Everything was so peaceful, the only sounds the birds singing in the branches high above and the constant gurgle of the beck behind me, the waterfall just visible through a gap in the trees. I imagined Mrs. Hogan standing at her window, watching Elsie and me play that April morning. I wondered if she’d once watched her daughter play there too.

A click of the latch on the cottage door snatched me back from my thoughts.

“Frances? It is you. I thought it was.” Mrs. Hogan stood in the doorway, her hands covered in paint, a bemused look on her face.

My cheeks blushed furiously. “I was taking a walk, Miss, and . . .”

“Exploring?”

I nodded.

Mrs. Hogan smiled warmly. “I’m almost completely hidden by the trees in the summertime. But you’ll see the cottage easily enough in the winter when everything dies back. Come on in for a glass of water. ’Tis fierce thirsty work, exploring.”

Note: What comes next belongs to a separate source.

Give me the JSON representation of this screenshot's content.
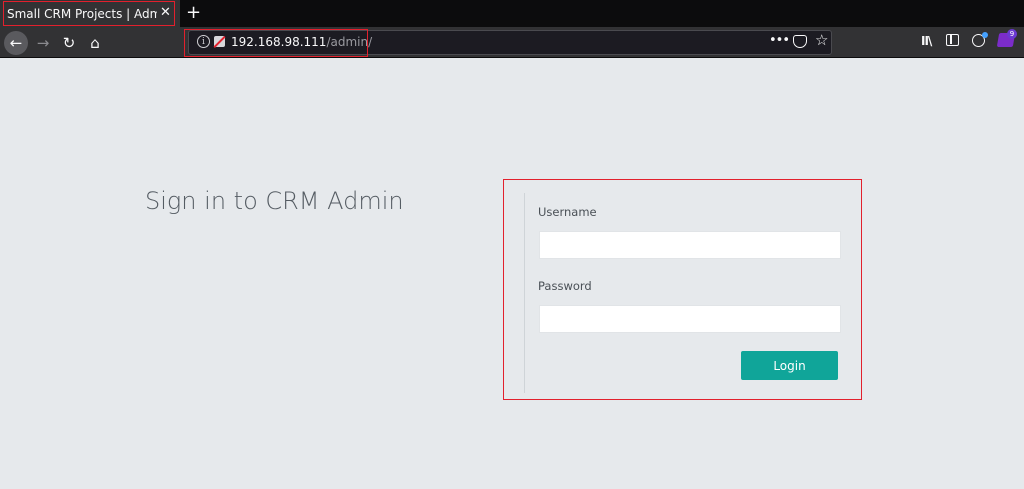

I followed her inside the cottage, as pretty on the inside as it was on the outside. Tapestries and samplers hung on the walls with carefully stitched Irish proverbs and sayings. One in particular caught my attention.

Come away, O human child!

To the waters and the wild,

With a faery hand in hand,

For the world’s more full of weeping than you can understand.

The words reminded me of Elsie’s nighttime stories of changelings and fairies who stole human children and left monstrous things in their place.

Mrs. Hogan noticed me looking at it as she emerged from the pantry with a glass of water. “William Butler Yeats. ‘The Stolen Child.’ One of his most famous poems. Perhaps we should read it in class after the holidays.”

She said this more to herself than to me as I turned my attention to the watercolor paintings of landscapes and flowers that filled the spaces between a hotchpotch collection of crockery on the dresser. I told Mrs. Hogan I liked her painting of the beck.

“I expect you like to play there,” she said. “Hard to resist such an enchanting place.”

“Me and Elsie make dams and race the baby frogs on leaf boats. You can hear the waterfall from our bedroom. It used to keep me awake at night, but I don’t notice it now.”

“Everything strange becomes familiar in time. I loved the beck when I was a young girl, although I was older than you when I played there—closer to your cousin Elsie in age. My parents moved to Yorkshire from Leitrim so my father could get work in the mills.” I sipped my water and wished Elsie was with me and not at home in bed coughing and sneezing. Elsie was much better at conversation than me. “You’ll have heard the stories, I expect, about the beck and the woods and Gilstone Crags.” I shook my head, even though Elsie had told me some of the local folklore. Mrs. Hogan lowered her voice. “Some claim to have seen the Little People there. Pixies and fairies and such.” Her eyes sparkled like the water in the beck when the sunlight hit it. “What do you make of that then?”

My heart thumped beneath my pinafore as I thought about what I’d seen at the beck. I desperately wanted to tell someone, and Mrs. Hogan was as good a person as any.